Three product releases in five weeks have reframed a basic engineering metric, tokens per second, as the defining competitive axis in AI-assisted software development.
Cursor shipped Composer 1.5 on February 10, a proprietary model built on 20x-scaled reinforcement learning. Two days later, OpenAI released GPT-5.3-Codex-Spark in partnership with Cerebras, and on March 5 it followed with GPT-5.4, its most token-efficient reasoning model to date.
Each release made a distinct bet on what speed means and how to achieve it.

Codex-Spark is the most literal interpretation: raw throughput on specialized hardware. The model generates over 1,000 tokens per second when served on Cerebras' Wafer Scale Engine 3, a chip containing 4 trillion transistors and 900,000 AI-optimized cores. That rate is roughly 15 times faster than the flagship GPT-5.3-Codex.
OpenAI reduced time-to-first-token by 50 percent and per-roundtrip overhead by 80 percent, gains achieved through persistent WebSocket connections and a rewritten inference stack. The speed comes at a cost. On SWE-Bench Pro, Spark scores 56 percent compared to 56.8 percent for the full Codex model, and the gap widens on Terminal-Bench 2.0, where Spark drops to 58.4 percent against the flagship's 77.3 percent.
OpenAI released Spark as a research preview for ChatGPT Pro subscribers, positioning it as a tool for interactive development rather than autonomous engineering.
GPT-5.4, released three weeks later, defines speed differently. Rather than increasing raw token velocity, the model reduces the number of tokens required to reach a correct answer. OpenAI reported that GPT-5.4 is 33 percent less likely to make errors in individual claims compared to GPT-5.2, while using significantly fewer reasoning tokens overall.

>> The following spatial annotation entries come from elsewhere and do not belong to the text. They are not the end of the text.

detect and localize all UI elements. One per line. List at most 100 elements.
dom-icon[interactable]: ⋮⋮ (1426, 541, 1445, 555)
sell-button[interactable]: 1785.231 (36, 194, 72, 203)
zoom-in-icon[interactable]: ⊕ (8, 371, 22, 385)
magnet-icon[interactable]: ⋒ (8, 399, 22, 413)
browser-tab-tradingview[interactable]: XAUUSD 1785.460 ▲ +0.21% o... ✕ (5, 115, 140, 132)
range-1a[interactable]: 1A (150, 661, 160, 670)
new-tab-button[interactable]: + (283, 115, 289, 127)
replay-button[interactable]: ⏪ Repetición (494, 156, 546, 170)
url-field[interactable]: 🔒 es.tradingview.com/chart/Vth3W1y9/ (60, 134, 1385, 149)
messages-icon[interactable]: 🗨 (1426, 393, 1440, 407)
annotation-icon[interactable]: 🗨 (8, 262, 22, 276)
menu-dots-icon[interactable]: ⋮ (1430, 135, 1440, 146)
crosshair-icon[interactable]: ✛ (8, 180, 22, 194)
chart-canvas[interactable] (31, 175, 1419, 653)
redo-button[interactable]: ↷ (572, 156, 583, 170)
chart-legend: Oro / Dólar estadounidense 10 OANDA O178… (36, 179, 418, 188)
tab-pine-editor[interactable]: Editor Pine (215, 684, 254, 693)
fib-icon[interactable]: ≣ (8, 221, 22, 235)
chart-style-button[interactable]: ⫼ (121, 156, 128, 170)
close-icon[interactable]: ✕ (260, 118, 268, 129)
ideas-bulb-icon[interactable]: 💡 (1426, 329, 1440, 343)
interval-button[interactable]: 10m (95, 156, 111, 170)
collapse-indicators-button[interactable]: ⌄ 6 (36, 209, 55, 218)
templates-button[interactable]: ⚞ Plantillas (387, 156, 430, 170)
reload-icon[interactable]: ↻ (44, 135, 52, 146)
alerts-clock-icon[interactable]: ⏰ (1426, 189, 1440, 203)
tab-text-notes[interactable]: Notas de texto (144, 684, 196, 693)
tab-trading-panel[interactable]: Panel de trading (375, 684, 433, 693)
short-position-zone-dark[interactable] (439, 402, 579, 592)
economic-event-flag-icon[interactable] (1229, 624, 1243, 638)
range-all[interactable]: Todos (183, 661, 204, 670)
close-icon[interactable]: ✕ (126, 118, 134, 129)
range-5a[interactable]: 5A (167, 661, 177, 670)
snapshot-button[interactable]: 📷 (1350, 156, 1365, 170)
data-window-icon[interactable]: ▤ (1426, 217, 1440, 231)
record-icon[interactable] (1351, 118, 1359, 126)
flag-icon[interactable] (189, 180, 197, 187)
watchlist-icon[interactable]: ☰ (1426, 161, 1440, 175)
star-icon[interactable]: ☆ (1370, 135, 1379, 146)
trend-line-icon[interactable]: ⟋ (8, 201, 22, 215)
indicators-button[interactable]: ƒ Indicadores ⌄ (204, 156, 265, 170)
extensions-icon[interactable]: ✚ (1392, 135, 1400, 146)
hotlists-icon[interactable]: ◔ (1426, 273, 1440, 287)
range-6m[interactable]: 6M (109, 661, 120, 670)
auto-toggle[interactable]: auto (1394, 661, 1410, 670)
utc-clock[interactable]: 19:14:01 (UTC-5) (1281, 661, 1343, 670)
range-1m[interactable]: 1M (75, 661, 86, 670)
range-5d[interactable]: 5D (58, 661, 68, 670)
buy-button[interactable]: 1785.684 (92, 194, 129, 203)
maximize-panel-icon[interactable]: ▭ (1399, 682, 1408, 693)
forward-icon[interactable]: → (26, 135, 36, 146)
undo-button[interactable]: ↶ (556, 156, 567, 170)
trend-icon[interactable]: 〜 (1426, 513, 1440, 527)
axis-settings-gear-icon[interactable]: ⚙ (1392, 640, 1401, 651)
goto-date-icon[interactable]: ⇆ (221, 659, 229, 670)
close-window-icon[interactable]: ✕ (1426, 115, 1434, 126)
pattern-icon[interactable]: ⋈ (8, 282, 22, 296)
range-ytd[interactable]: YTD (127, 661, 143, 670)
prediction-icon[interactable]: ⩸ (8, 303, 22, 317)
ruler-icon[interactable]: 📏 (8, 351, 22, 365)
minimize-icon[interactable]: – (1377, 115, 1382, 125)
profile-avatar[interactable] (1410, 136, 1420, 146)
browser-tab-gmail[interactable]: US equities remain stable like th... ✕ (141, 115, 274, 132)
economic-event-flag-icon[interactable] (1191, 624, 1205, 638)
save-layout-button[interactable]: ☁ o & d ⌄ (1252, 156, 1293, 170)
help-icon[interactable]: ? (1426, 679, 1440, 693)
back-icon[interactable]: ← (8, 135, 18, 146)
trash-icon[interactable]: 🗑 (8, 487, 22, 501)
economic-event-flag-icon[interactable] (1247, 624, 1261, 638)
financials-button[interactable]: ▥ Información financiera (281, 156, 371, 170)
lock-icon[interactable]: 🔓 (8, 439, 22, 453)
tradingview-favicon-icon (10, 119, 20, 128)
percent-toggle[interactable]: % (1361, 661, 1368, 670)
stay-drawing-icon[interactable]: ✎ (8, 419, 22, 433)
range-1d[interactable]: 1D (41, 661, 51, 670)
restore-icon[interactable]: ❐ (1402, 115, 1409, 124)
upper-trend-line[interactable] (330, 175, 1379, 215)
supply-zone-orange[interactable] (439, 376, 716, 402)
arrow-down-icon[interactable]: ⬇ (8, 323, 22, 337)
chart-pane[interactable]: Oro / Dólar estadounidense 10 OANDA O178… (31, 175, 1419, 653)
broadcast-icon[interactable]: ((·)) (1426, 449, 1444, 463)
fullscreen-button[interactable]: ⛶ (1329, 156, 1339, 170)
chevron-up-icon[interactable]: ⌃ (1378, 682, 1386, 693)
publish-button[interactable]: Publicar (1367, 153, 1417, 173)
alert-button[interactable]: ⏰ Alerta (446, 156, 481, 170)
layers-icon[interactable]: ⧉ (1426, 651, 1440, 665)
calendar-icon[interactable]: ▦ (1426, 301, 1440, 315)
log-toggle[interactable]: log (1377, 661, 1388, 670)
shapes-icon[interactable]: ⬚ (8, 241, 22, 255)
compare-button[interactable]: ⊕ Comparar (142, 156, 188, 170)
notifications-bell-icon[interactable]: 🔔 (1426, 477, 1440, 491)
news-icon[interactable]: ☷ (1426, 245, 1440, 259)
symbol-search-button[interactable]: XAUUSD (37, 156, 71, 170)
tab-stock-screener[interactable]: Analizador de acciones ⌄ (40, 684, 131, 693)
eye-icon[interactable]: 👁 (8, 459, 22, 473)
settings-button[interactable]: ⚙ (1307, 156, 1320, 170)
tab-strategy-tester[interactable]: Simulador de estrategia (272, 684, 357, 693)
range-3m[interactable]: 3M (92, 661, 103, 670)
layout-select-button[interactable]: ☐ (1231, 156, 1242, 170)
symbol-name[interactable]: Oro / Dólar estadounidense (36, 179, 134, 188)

Its fast mode in Codex delivers up to 1.5 times faster token velocity. The model also introduced native computer-use capabilities and a one-million-token context window.
Cursor Composer 1.5 represents a third approach entirely. Released by a company valued at $29.3 billion since its November 2025 Series D, the model was built by scaling reinforcement learning 20 times beyond its predecessor, with post-training compute exceeding the amount used to pretrain the base model. Composer 1.5 introduces adaptive thinking that calibrates reasoning depth to task complexity and a trained self-summarization mechanism that maintains accuracy as context overflows. The model is priced at $3.50 per million input tokens and $17.50 per million output tokens.
The convergence on speed reflects a market that has matured past the question of whether AI can write code. Cursor crossed $2 billion in annualized revenue in February 2026. OpenAI's partnership with Cerebras, valued at over $10 billion, commits 750 megawatts of wafer-scale systems to inference serving alone.
These are infrastructure-scale commitments predicated on a specific theory: that the constraint on AI coding adoption is no longer capability but latency. Codex-Spark trades accuracy for interactive speed, GPT-5.4 preserves accuracy by compressing reasoning, and Composer 1.5 uses reinforcement learning to make an agent faster at choosing what to do next.
Each model answers the same question with a different definition of what "fast" means.